Add to this the massive increase in violence against women, described by police chiefs last year as reaching epidemic proportions, with an estimate that in Britain at least one in every 12 women will be a victim of violence at the hands of men. And when we look at the situation worldwide, the World Health Organisation reports that one in three women experience physical or sexual violence.
So it can often feel like all the rights we fought hard for and won are being comprehensively rolled back.
It is against this bleak backdrop that the Morning Star Women’s Readers and Supporters Group has been established by women in Scotland. We wanted to look at the issues facing us in society today through a women’s lens, recognising the need to focus on the impact of neoliberalism on women’s rights, locally and globally. We wanted to encourage more women to read and support the Morning Star and to write for it from a women’s perspective.
Our webinar topics have included women in work, women and poverty, women and war and women in Palestine. Our women and maternity webinar showed starkly how gains in women’s maternity rights have been drastically rolled back. Women are poorest when pregnant or new mothers.
TUC research has shown that across Britain, the “motherhood pay penalty” means that by age 32, mothers in full-time work earn 11 per cent less than those with no children, with studies showing that maternity “benefits” are a major cause of women’s poverty in pregnancy and early motherhood.
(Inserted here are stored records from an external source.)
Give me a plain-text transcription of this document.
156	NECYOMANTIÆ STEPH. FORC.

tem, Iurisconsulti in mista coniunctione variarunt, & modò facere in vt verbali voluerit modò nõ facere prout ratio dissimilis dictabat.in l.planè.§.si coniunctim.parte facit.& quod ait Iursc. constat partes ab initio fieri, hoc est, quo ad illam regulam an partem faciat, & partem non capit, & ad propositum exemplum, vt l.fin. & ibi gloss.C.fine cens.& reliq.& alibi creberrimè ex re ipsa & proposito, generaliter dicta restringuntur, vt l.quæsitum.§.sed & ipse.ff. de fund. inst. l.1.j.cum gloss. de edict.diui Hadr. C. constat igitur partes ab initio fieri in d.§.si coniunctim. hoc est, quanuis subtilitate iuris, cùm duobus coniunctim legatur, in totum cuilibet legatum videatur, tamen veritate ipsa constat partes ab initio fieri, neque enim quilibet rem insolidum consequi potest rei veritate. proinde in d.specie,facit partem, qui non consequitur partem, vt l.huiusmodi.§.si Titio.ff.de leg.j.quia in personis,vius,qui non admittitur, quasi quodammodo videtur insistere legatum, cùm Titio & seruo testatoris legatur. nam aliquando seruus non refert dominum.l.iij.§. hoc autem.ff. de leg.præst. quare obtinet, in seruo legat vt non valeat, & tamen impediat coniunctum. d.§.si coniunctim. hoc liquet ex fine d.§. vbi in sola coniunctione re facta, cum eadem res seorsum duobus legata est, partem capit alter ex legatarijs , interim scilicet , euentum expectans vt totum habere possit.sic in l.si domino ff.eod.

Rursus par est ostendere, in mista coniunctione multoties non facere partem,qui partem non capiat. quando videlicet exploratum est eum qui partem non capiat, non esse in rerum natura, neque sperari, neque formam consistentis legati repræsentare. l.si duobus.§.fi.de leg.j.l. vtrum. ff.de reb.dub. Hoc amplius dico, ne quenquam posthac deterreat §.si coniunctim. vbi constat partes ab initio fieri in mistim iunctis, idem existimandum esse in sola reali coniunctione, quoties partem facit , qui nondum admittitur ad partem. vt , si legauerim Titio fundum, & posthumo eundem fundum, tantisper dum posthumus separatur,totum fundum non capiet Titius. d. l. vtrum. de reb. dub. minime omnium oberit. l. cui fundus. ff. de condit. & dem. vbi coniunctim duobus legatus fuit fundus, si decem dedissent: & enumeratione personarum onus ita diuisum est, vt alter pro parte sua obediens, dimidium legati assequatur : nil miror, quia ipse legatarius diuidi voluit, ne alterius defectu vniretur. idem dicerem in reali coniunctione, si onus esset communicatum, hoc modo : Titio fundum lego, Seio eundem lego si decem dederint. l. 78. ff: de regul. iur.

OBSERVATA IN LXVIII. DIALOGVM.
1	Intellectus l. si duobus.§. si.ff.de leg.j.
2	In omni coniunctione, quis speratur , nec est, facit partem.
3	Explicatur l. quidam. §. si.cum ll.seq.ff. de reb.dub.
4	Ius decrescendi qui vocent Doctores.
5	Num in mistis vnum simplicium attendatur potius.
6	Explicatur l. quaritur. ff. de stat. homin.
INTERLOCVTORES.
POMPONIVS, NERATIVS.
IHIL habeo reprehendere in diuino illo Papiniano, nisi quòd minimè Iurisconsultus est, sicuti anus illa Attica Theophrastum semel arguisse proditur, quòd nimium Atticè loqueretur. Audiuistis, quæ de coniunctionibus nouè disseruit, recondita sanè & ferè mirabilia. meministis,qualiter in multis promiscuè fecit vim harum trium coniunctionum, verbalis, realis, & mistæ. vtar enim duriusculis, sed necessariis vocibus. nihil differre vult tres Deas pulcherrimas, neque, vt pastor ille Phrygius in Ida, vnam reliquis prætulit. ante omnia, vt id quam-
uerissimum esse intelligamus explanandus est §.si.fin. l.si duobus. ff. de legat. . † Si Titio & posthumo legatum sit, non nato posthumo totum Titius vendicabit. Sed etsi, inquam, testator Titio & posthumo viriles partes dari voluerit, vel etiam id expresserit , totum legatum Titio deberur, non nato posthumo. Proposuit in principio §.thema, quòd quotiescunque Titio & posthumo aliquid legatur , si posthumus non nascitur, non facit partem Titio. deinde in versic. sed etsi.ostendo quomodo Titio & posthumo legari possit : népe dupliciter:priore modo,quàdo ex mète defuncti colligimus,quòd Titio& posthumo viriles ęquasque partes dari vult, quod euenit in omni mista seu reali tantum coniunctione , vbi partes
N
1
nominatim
Statutory Maternity Pay and Maternity Allowance is less than half of the National Living Wage. Just 13 per cent of women have occupational maternity pay agreements compared to 44 per cent in 2008 — a more than two-thirds reduction mainly due to the privatisation of services, especially in predominantly female occupations.
However, we also heard how trade unions can have a massive impact in improving things for women, with the FBU’s success in securing 26 weeks of paid maternity leave for women firefighters. Their “Fight for 52” continues.
Then there is women and war. We know that throughout history and up to today, women and girls are hit worst by the impacts of conflict. It is a serious threat to sex equality, with girls and women subjected to violence and abuse, while their rights to healthcare, sanitation, education, and freedom are undermined.
We heard a chilling presentation on how grand corruption, corporate malfeasance and militarism predominate in the global arms trade, accounting for around 40 per cent of all corruption in world trade and responsible for over half a million deaths a year. Shrouded in national-security-imposed secrecy the trade undermines democracy, the rule of law and good governance while making the world less safe.
Israel’s genocide in Gaza has impacted women in a myriad of ways, with over 70 per cent of those killed women and children. But the impact goes much deeper for women, particularly affected by the destruction of the healthcare facilities including maternity care; and the lack of access to sanitary products, clean water and privacy for 690,000 menstruating women and girls in Gaza is a serious health concern.
The war in Sudan has reversed the gains made towards democracy and stability, leaving the country facing a catastrophic humanitarian crisis that will impact most on women. Fifty-three per cent of those internally displaced are women and girls.
It has never been more important to focus on the issues for women in Scotland, Britain and globally, and to highlight and call out how political decisions (still, in our male-dominated society, made primarily by men and serving their interests) impact on our lives.
Our next webinar in May is on prostitution with a call to focus on the support and protection of the women caught up in it, and to continue to criminalise the pimps and punters that use and abuse them. Please join us if you can.